Pre-treatment handcrafted and deep radiomics from MRI identify clinically meaningful STS subgroups associated with histology, grade, and radiologic risk features and predict MFS. Importantly, radiomics and transcriptomics provide complementary prognostic information; their integration yields significantly improved prognostic performance compared with either modality alone. The study highlights the potential for a radiomic–transcriptomic prognostic signature to refine risk stratification in STS and inform patient management. Future work should involve prospective, multi-center validation on larger cohorts, standardization of MRI acquisition and segmentation, exploration of additional imaging sequences or modalities, and development of clinically deployable, interpretable multi-omics models.

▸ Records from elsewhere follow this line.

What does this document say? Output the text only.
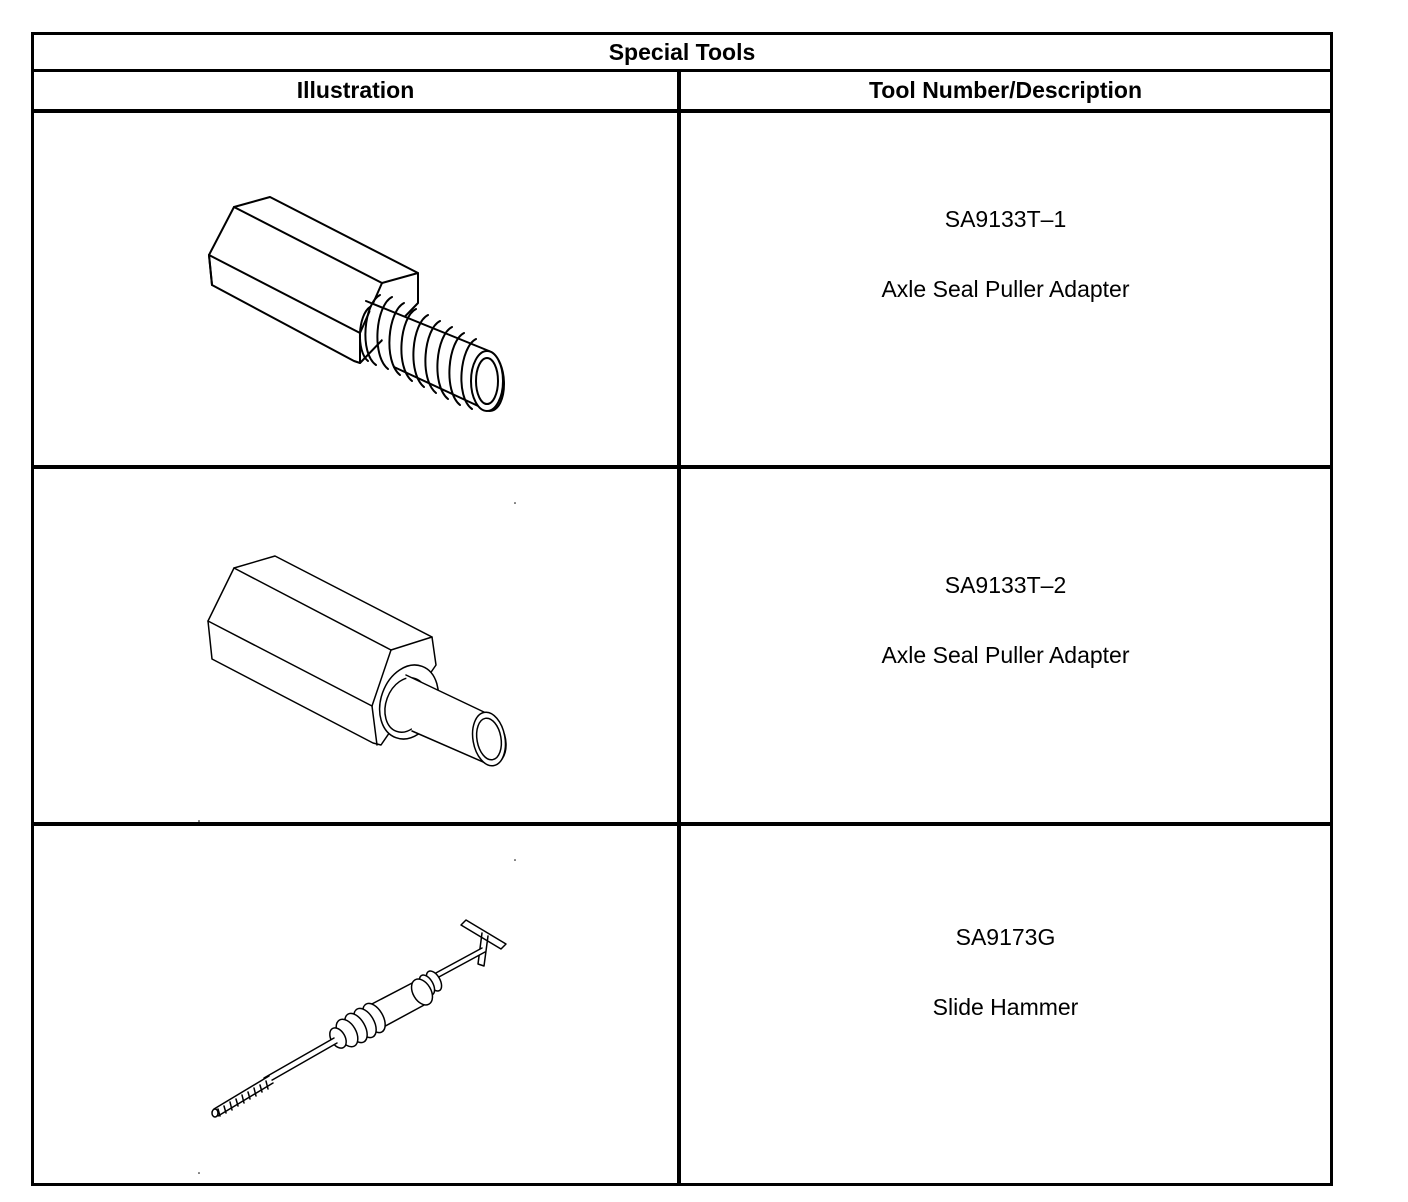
Special Tools
Illustration	Tool Number/Description
SA9133T–1
Axle Seal Puller Adapter
SA9133T–2
Axle Seal Puller Adapter
SA9173G
Slide Hammer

• Single-center, retrospective design may limit generalizability and introduce selection biases.
• Small independent testing cohort (n = 25) limits robustness of deep-learning validation; external validation is needed.
• Heterogeneity of MRI scanners and acquisition parameters despite post-processing may introduce variability.
• Manual segmentation by a single radiologist may introduce observer bias, though reproducibility was partially assessed on a subset.
• Incomplete molecular data (only 110/225 with RNA-seq) may affect combined analyses.
• Code not publicly available; reproducibility depends on access upon request.
• Immediate clinical applicability is limited; further standardization and validation are required.